Proprio pochi giorni fa Ubisoft ha dato il via a una nuova stagione, assieme a nuovi contenuti, di The Division 2, ma gli appassionati sono alla porta, interessati a capire il futuro del franchise che per la seconda volta è in stallo, senza alcun segno di risveglio imminente. Il defibrillatore che dovrebbe riportare i giocatori a solcare le strade di Washington tarda ad attivarsi, e il futuro sembra meno roseo del previsto. Si, ma esattamente perché? Perché in ballo c’è The Division Heartland, misteriosa declinazione free to play di cui – ancora – non si sa praticamente nulla.

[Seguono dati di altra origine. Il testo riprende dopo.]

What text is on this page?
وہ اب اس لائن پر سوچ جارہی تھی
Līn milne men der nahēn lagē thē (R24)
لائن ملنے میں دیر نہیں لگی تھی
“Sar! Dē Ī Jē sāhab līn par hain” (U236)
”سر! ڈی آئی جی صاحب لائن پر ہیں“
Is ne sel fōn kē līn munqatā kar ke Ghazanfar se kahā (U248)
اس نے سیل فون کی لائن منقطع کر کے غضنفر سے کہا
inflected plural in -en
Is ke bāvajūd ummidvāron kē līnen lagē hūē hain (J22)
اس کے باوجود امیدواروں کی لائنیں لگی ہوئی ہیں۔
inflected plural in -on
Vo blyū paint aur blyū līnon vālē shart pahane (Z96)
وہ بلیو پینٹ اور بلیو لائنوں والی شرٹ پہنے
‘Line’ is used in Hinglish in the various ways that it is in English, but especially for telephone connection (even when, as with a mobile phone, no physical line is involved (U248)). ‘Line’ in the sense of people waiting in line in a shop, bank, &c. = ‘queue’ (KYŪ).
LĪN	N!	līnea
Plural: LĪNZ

il futuro di the division non può racchiudersi in un titolo free to play
Se la stessa natura da free to play fa tremare le gambe a molti, ché di solito non è sinonimo di qualità assicurata, molti appassionati hanno paura che possa trattarsi di una declinazione più accessibile dedicata all’aspetto battle royale. E del film Netflix annunciato, qualcuno ha più saputo nulla? Del romanzo? Del mobile game? Di ipotetici The Division 3 o comunque dei contenuti più succulenti che non siano nuove stagioni con bersagli random da eliminare?
Insomma, Ubisoft, perché non credi di più nei tuoi veri cavalli di razza? La cosa peggiore che un appassionato di un titolo live service possa assistere, è vedere un gioco di una potenzialità impressionante, andare in frantumi a causa del poco interessamento della sua casa madre.
Credete di più in The Division 2, dateci contenuti e vi ripagheremo con rinnovata fiducia, ma se ogni tot settimane mi ritrovo a dare la caccia a soliti nemici con skin variabili, senza più stimolo alcuno, l’interesse è in una discesa senza fine. Credete in The Division 2 e salvatelo dalla monotonia, grazie.